Debris from explosions carried out in northern Somalia in the breakaway region known as Puntland.
Originally uploaded by Pan-African News Wire File Photos
Thursday, October 30
MOGADISHU (AFP) - - At least 25 people in addition to the bombers were killed in five suicide car bomb attacks on Wednesday in two northern Somali breakaway states, officials said.
Three suicide car bombs struck the presidential palace, the United Nations Development Programme's compound and Ethiopia's diplomatic representation in Hargeysa, the capital of Somaliland.
"We have counted about 19 people, including the secretary of the palace, who were killed in the attacks," a Somaliland police official told AFP.
A local medical official spoke to at least 24 wounded admitted in hospitals after the blasts.
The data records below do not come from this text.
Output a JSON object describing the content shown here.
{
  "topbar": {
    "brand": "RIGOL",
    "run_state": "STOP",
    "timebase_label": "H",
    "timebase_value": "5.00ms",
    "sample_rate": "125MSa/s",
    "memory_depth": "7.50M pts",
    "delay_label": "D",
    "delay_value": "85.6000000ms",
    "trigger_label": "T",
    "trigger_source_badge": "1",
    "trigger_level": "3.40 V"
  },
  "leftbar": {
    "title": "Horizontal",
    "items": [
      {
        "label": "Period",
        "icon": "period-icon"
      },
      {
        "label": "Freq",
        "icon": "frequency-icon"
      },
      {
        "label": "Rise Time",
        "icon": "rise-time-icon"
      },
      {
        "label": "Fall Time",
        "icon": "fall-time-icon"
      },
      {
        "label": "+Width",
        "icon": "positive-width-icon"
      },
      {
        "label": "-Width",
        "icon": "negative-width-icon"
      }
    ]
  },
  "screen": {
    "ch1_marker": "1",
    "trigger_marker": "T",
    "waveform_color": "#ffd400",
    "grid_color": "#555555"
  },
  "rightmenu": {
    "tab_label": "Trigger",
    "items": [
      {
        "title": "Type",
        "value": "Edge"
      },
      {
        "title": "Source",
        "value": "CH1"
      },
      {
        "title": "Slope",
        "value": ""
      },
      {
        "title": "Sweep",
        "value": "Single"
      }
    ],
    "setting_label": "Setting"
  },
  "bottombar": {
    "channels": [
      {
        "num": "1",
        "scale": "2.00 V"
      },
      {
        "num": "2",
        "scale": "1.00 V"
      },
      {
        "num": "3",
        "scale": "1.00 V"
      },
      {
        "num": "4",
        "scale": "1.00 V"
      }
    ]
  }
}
An Ethiopian foreign ministry spokesman told AFP in Addis Ababa that four Ethiopians were among the victims in the bombings of their representation.
"So far, we know that this terrorist attack has claimed at least four lives, Ethiopian staff," Wahide Belay said, adding that at least another person was wounded.
"But this toll can go up as there were people in the premises who were waiting for visas or other services," he said.
Two other simultaneous suicide car bombs struck two separate buildings housing anti-terrorism centres run by the Puntland Intelligence Service (PIS) in the port city of Bosasso.
The president of Puntland, Mohamoud Musa Hirsi Adde, said six members of the PIS were killed in the twin blasts.
"Six members of the Puntland Intelligence Service were killed by the attack in Bosasso," the president, who was in the economic capital of the semi-autonomous region, told reporters.
The overall death for the coordinated attacks stood at 30, including the five bombers.